Contrairement à la propagande de l’époque, véhiculée et alimentée en métropole par des fractions solidaires de l’adversaire vietminh communiste,
les unités supplétives, comme celles de l’armée régulière française, n’étaient pas des « valets du colonialisme » ;
elles luttaient avec leurs frères d’armes des états associés, pour la liberté et la démocratie, pour l’émergence d’un Vietnam, d’un Cambodge et d’un Laos libres de toute influence étrangère et auxquels la France avait déjà reconnu l’indépendance.

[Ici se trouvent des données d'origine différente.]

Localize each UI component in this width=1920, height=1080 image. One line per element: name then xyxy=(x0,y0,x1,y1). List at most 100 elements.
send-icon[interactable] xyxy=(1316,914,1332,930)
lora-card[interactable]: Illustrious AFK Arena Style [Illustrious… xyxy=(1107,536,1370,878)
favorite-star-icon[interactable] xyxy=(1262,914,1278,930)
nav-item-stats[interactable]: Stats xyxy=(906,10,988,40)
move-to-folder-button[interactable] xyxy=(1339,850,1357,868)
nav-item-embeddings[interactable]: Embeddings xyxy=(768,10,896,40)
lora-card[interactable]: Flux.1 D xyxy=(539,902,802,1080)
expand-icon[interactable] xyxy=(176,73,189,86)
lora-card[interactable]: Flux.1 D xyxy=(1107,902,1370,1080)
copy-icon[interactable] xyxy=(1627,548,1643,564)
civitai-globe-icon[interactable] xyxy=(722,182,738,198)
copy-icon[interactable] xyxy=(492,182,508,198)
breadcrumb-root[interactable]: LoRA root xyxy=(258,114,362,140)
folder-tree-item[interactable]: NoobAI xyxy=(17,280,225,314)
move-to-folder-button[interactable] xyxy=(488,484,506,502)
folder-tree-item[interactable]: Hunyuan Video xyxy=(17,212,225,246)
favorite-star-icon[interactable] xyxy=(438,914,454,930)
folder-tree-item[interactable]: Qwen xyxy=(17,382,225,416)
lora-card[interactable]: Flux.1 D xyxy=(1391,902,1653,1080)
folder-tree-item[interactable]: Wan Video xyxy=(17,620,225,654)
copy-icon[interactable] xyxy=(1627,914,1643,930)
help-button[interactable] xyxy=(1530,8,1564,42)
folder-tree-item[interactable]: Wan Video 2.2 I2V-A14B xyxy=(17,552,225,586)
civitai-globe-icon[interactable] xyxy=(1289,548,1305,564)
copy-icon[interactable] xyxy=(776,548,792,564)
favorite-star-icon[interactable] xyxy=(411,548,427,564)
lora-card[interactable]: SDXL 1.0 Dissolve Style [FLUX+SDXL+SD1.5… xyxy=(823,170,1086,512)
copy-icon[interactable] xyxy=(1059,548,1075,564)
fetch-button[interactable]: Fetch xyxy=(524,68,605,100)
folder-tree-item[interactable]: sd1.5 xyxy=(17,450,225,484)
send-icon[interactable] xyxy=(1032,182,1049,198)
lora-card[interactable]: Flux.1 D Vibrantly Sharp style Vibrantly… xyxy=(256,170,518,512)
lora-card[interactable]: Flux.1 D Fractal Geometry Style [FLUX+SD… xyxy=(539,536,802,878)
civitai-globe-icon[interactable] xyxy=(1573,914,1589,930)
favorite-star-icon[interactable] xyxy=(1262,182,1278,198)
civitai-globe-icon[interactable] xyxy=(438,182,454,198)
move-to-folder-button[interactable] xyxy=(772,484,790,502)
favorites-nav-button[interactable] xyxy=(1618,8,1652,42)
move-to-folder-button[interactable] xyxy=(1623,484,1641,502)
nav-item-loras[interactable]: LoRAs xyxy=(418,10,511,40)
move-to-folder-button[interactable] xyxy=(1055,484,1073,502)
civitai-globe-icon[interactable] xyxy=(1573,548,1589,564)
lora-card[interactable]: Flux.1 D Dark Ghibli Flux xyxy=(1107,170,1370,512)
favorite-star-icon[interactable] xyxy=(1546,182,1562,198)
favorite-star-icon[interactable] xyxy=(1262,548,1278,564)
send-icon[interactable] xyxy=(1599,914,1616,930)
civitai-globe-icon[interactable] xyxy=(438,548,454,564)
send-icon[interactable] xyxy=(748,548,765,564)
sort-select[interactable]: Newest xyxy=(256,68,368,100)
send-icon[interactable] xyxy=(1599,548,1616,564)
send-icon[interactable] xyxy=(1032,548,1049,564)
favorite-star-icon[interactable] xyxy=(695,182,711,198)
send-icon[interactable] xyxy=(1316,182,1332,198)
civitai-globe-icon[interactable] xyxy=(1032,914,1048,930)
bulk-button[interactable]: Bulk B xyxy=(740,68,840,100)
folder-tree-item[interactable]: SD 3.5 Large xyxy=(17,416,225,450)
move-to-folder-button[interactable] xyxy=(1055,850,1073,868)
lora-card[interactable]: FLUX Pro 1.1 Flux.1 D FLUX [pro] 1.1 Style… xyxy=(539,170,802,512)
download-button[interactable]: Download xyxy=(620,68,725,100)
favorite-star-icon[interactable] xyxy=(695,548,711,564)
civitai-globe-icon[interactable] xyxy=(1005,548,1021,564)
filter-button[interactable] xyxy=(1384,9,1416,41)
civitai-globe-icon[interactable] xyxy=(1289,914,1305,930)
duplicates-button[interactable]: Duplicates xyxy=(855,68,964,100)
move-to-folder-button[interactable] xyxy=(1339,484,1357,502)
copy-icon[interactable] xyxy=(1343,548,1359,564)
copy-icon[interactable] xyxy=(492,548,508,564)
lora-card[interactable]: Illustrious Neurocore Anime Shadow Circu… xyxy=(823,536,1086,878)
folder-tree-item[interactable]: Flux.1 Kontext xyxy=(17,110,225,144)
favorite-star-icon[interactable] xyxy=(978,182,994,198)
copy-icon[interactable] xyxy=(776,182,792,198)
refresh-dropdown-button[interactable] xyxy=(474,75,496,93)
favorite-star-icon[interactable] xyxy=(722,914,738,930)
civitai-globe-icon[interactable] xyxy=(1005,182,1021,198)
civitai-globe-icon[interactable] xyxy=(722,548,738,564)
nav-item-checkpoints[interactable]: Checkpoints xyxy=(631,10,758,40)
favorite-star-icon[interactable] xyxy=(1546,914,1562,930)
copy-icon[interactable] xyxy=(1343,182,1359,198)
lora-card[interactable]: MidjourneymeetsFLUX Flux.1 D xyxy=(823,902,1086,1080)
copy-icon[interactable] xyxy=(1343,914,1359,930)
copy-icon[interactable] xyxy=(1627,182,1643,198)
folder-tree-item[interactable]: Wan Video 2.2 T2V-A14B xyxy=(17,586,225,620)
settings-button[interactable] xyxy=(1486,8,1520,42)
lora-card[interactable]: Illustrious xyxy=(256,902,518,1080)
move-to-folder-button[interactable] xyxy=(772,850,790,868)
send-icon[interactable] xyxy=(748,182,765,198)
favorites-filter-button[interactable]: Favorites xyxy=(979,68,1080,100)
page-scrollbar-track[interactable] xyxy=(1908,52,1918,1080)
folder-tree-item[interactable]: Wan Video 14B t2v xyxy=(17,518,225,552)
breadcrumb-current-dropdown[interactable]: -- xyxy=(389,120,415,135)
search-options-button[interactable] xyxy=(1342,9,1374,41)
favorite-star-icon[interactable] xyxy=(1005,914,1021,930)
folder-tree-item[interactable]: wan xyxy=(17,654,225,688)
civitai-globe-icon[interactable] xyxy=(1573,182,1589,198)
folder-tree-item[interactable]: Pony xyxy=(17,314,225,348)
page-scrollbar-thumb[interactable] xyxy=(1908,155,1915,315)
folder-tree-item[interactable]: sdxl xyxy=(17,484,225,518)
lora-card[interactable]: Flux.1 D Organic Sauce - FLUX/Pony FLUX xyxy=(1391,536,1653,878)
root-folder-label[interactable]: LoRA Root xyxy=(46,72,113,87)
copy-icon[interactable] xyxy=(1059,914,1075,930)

Après 1951, la décolonisation était un fait pleinement acquis et l’armée française, aux ordres de son gouvernement, ne visait aucun but territorial ou de conquête,
tout en supportant la quasi-totalité de l’effort militaire, sans l’appui moral, ou simplement la reconnaissance de la métropole (distante de 12 000 km).
Mais l’Histoire, plusieurs décennies après, démontre que sa cause était fondée. HONNEUR soit rendu à ces combattants et,
particulièrement, aux partisans et supplétifs abandonnés, en 1954, à leur triste sort alors qu’ils avaient lutté pour ELLE et, pour le moins, sous son drapeau.